A few seconds later, a dark-skinned Thai girl with dyed-blonde hair came through the door behind him, carrying the beer. She couldn’t have been more than eighteen at most, which made her at least thirty years short of Schagel, and she was wearing tight denim hotpants and an even tighter, garish pink halter-top that clung like a second skin to her boyish body. As she set the bottle and a coaster down on the teak coffee table, Schagel leaned forward and, with an unpleasant leer, slapped her behind with a painful-sounding thwack. The girl flinched with shock but otherwise made no move to acknowledge what had happened, and retreated from the room without meeting my eyes.

It was clear that Schagel was humiliating her for my benefit. He seemed to like doing that. Once, at another of our meetings, I’d
been made to wait while he’d yelled abuse at someone in an adjoining room (I never knew if it was a man or a woman because whoever it was didn’t speak once), ending his tirade with an audible slap before lumbering back into the room and greeting me with one of his sly, knowing smiles. I think it was his way of reminding me that he was the boss, the one in control; that he could do exactly what he liked, and there was not a thing that I, or anyone else, could do about it.
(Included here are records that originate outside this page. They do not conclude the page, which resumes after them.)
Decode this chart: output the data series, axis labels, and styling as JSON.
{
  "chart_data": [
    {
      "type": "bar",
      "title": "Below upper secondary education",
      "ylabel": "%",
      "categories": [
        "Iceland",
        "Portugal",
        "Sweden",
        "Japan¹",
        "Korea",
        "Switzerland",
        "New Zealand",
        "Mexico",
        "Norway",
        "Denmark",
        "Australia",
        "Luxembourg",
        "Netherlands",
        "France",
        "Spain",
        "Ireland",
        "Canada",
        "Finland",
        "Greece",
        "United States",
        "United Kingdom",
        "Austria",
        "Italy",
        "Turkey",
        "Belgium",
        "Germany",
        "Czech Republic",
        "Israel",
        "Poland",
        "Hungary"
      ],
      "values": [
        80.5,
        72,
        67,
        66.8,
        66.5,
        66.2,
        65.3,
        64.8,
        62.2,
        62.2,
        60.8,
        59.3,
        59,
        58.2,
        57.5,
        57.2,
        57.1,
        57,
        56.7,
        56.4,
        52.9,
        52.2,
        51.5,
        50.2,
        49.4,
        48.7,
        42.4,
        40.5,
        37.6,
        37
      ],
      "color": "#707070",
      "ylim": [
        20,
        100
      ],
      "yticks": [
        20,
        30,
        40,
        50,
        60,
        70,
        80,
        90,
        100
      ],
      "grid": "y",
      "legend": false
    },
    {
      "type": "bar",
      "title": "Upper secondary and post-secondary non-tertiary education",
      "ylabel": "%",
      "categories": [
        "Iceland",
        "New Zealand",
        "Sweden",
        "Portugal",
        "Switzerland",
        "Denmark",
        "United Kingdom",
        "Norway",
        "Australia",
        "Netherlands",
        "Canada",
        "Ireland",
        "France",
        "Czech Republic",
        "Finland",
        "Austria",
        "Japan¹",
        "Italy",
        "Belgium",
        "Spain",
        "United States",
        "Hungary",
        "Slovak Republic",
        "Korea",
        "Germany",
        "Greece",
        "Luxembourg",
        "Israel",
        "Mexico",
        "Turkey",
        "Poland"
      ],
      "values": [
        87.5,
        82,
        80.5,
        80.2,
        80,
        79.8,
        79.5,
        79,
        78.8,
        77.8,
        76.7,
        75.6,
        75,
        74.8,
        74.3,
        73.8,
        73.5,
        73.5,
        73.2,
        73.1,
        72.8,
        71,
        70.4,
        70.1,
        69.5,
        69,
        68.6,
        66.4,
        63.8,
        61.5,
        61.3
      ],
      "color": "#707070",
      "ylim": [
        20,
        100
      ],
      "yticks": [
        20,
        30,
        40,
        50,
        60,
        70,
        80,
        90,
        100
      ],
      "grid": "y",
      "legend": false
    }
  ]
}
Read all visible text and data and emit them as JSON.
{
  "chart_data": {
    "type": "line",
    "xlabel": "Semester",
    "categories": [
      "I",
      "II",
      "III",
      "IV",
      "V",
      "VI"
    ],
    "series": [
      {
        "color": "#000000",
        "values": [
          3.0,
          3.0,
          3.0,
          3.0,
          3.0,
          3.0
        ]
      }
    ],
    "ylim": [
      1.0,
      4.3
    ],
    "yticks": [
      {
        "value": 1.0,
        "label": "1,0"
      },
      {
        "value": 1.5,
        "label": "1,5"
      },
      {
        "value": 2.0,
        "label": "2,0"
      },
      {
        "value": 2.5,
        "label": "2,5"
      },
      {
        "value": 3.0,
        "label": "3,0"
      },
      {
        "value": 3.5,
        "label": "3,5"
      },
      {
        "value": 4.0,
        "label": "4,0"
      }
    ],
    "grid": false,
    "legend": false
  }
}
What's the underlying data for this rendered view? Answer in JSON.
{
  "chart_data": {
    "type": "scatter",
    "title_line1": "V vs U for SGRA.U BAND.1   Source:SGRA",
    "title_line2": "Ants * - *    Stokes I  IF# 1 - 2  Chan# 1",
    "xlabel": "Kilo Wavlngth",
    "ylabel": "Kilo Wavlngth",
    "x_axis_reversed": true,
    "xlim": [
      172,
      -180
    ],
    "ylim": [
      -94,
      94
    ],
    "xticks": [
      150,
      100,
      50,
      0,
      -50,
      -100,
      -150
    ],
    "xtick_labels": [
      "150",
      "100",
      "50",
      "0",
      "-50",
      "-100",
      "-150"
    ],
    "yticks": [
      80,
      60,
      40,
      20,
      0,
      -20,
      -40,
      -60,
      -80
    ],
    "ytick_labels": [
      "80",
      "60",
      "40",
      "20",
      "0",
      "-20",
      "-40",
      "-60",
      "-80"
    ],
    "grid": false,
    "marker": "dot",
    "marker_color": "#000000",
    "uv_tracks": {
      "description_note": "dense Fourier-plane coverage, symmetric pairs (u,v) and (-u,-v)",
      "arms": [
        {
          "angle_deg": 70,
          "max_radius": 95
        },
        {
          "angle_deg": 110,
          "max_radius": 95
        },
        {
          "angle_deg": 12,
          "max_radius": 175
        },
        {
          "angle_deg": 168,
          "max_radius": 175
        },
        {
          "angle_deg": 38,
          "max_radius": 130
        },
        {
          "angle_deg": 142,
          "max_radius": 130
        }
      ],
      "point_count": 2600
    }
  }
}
Only once had I ever defied his orders. He’d wanted me to kill a middle-aged Russian housewife based in Kuala Lumpur on behalf of her businessman husband, who it seemed didn’t want to have the hassle of a divorce. The husband must also have been mightily pissed off with her about something because his instructions were that she was to be kidnapped, taken to an isolated location, and then beheaded live on film, a copy of the footage to be delivered to him afterwards.

It never ceases to amaze, or sadden, me how twisted human beings can be. As Schagel had told me about the job, I was thinking about how low I’d fallen to be having such a conversation. He’d offered me a hundred and fifty thousand US dollars to do it – triple what I would normally expect – and it was clear he was getting paid a hell of a lot more than that. But I’d turned him down flat.